Gareth Evans, before he became foreign minister, was known as "the minister for mates". (This is a permanent unofficial cabinet post.) Keating's and Evans' most valued international mate is General Suharto, to whom relentless deference is paid, apologies are offered for the merest media slight and with whom big deals are done.

Apart from East Timor's oil, the Australian government has recently signed an agreement to commercially share an Indonesian satellite. Murdoch has his eye on another Indonesian satellite. The Australian deal, according to the Sydney Morning Herald, means that Australian TV programs on the new satellite service will need to be "encoded to meet the requirements of the [Indonesian] Ministry of Information ..."

Editorial guidelines to the Australian Broadcasting Corporation for its use of the satellite signal urge "discreet understatement" about certain regimes and warn against the portrayal of "fanatical separatists". How East Timor will be reported as "discreet understatement" is not explained.

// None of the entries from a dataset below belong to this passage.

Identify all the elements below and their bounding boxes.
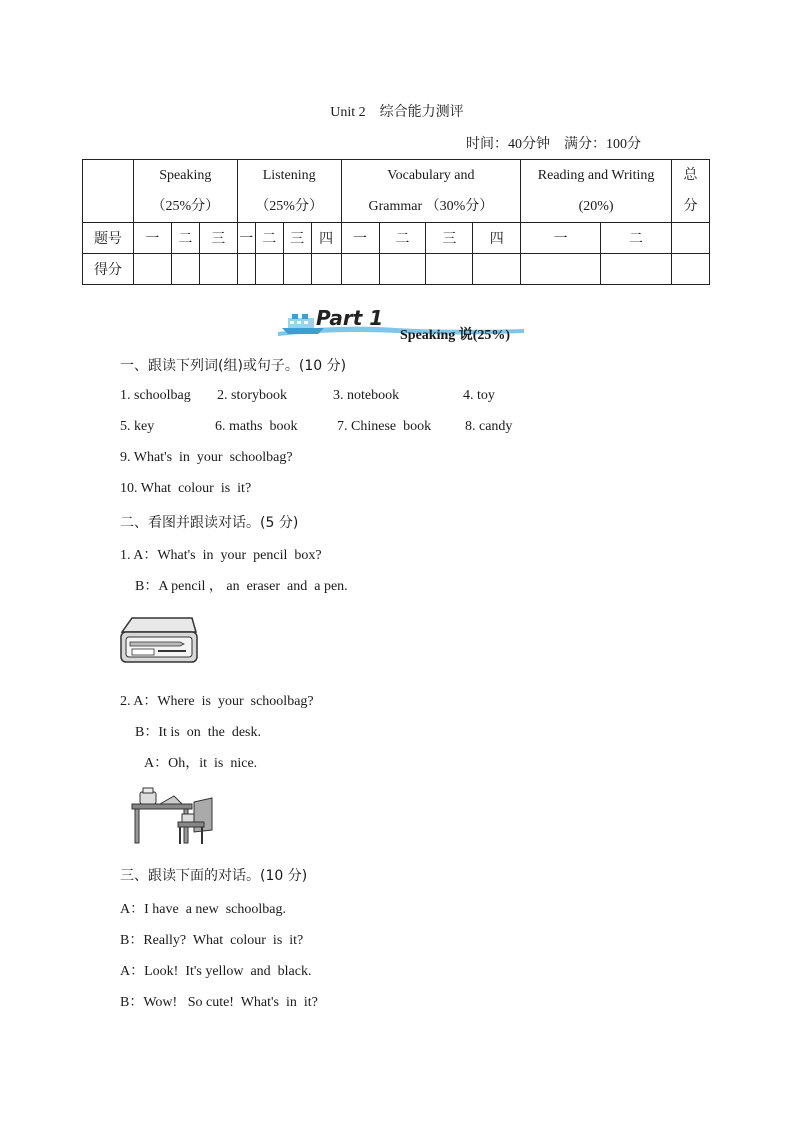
section3-heading: 三、跟读下面的对话。(10 分) — [120, 868, 308, 884]
question-number: 三 — [426, 223, 473, 254]
dialogue-line: B：Really? What colour is it? — [120, 933, 304, 948]
total-number-cell — [671, 223, 709, 254]
dialogue-line: A：Oh，it is nice. — [144, 756, 258, 771]
vocab-item: 3. notebook — [333, 388, 400, 403]
desk-chair-illustration — [130, 786, 216, 846]
question-number: 三 — [199, 223, 237, 254]
dialogue-line: 2. A：Where is your schoolbag? — [120, 694, 314, 709]
question-number: 二 — [171, 223, 199, 254]
score-cell[interactable] — [199, 254, 237, 285]
vocab-item: 4. toy — [463, 388, 495, 403]
score-cell[interactable] — [311, 254, 341, 285]
dialogue-line: B：A pencil ， an eraser and a pen. — [135, 579, 348, 594]
section-header-reading: Reading and Writing (20%) — [521, 160, 672, 223]
section2-heading: 二、看图并跟读对话。(5 分) — [120, 515, 299, 531]
score-cell[interactable] — [341, 254, 379, 285]
part-subtitle: Speaking 说(25%) — [400, 328, 511, 343]
section1-heading: 一、跟读下列词(组)或句子。(10 分) — [120, 358, 347, 374]
vocab-item: 6. maths book — [215, 419, 298, 434]
question-number: 三 — [283, 223, 311, 254]
row-label-score: 得分 — [83, 254, 134, 285]
total-score-cell[interactable] — [671, 254, 709, 285]
score-cell[interactable] — [379, 254, 426, 285]
question-number: 一 — [341, 223, 379, 254]
question-number: 二 — [601, 223, 672, 254]
part-banner-label: Part 1 — [316, 306, 384, 330]
question-number: 二 — [379, 223, 426, 254]
vocab-item: 8. candy — [465, 419, 513, 434]
question-number: 四 — [311, 223, 341, 254]
page-title: Unit 2 综合能力测评 — [330, 105, 464, 120]
score-cell[interactable] — [237, 254, 255, 285]
table-corner-cell — [83, 160, 134, 223]
row-label-question-no: 题号 — [83, 223, 134, 254]
section-header-total: 总 分 — [671, 160, 709, 223]
score-table — [82, 159, 710, 285]
score-cell[interactable] — [473, 254, 521, 285]
question-number: 一 — [133, 223, 171, 254]
section-header-vocabulary: Vocabulary and Grammar （30%分） — [341, 160, 521, 223]
score-cell[interactable] — [601, 254, 672, 285]
time-info: 时间：40分钟 满分：100分 — [466, 137, 641, 152]
vocab-item: 1. schoolbag — [120, 388, 191, 403]
score-cell[interactable] — [255, 254, 283, 285]
section-header-listening: Listening （25%分） — [237, 160, 341, 223]
question-number: 二 — [255, 223, 283, 254]
pencil-box-illustration — [118, 612, 200, 668]
score-cell[interactable] — [426, 254, 473, 285]
score-cell[interactable] — [171, 254, 199, 285]
dialogue-line: B：Wow! So cute! What's in it? — [120, 995, 318, 1010]
sentence-item: 10. What colour is it? — [120, 481, 252, 496]
vocab-item: 7. Chinese book — [337, 419, 432, 434]
question-number: 四 — [473, 223, 521, 254]
section-header-speaking: Speaking （25%分） — [133, 160, 237, 223]
question-number: 一 — [521, 223, 601, 254]
dialogue-line: A：Look! It's yellow and black. — [120, 964, 312, 979]
question-number: 一 — [237, 223, 255, 254]
dialogue-line: B：It is on the desk. — [135, 725, 261, 740]
score-cell[interactable] — [133, 254, 171, 285]
sentence-item: 9. What's in your schoolbag? — [120, 450, 293, 465]
score-cell[interactable] — [283, 254, 311, 285]
dialogue-line: A：I have a new schoolbag. — [120, 902, 287, 917]
dialogue-line: 1. A：What's in your pencil box? — [120, 548, 322, 563]
vocab-item: 5. key — [120, 419, 155, 434]
vocab-item: 2. storybook — [217, 388, 287, 403]
score-cell[interactable] — [521, 254, 601, 285]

Like the ghost in Hamlet, the issue of Australia's betrayal of the Timorese and continued complicity in the great crime of their suffering keeps coming back. Two weeks before my film Death of a Nation was shown on ITV, its disclosures about a second massacre in Dili in November 1991 were published in the Australian press.

This caused near panic among Jakarta's backers. Without having seen a frame of the film, Keating and Evans condemned it. Indonesian and Australian officials collaborated in producing press releases condemning it. Alatas, the foreign minister, used words virtually scripted for him by Australian officials. Murdoch's Australian obliged with headlines such as "No evidence to support Pilger claims". Murdoch himself was then on his way to Jakarta to try to do a deal with the Indonesians for a place on their new satellite for his Star TV.

Evans went further and announced that there were "a number of witnesses who have said nothing like what is claimed to have happened happened". He was referring to a "witness" presented to foreign journalists by Indonesian officials during a controlled visit to Dili hurriedly arranged by the regime to pre-empt the worldwide showing of Death of a Nation and the UN Human Rights Commission hearings in Geneva.

Evans' "witness" is Marcus Wannandi, an Indonesian-Chinese priest installed in Dili to "assist" Bishop Carlos Belo, the outspoken Timorese who heads the Catholic Church and has never accepted Indonesian rule. Wannandi and his powerful family are close to Suharto: one brother runs a multi-million-dollar business "developing" East Timor in partnership with Suharto's daughter; the other runs a "strategic institute" in Jakarta that helped to plan the invasion in 1975. Wannandi told an Australian bishop that talking to the Timorese was a waste of time because "they have just come out of the trees".

Bishop Belo, on the other hand, was silenced during the journalists' guided tour. This was not surprising. In an interview for Death of a Nation, he had emphasised his trust in the statements of eyewitnesses. He said he had informed the Indonesian "special commission of inquiry" about the second massacre. "They showed no interest", he said. "The military authorities [wanted] to give the Timorese people these extreme lessons. I think there is no justice ... no justice."

Paul Keating has made a name for himself by promoting "republicanism" for Australia, which is very different from true independence. He does this mostly with easy anti-British gestures and by sounding tough, if inarticulate, like a minor Rambo. Indeed, he is proud of his pugnacious, abusive style; in parliament he has called his opponents "harlots", "sleazebags", "loopy crims", "pieces of criminal garbage" and "piss-ants". Recently, he ordered a video to be made of his more theatrical performances and had it sent to his friend General Suharto. According to the Sydney Morning Herald, the Indonesian dictator "showed the video to his entire cabinet, who were reportedly mightily impressed".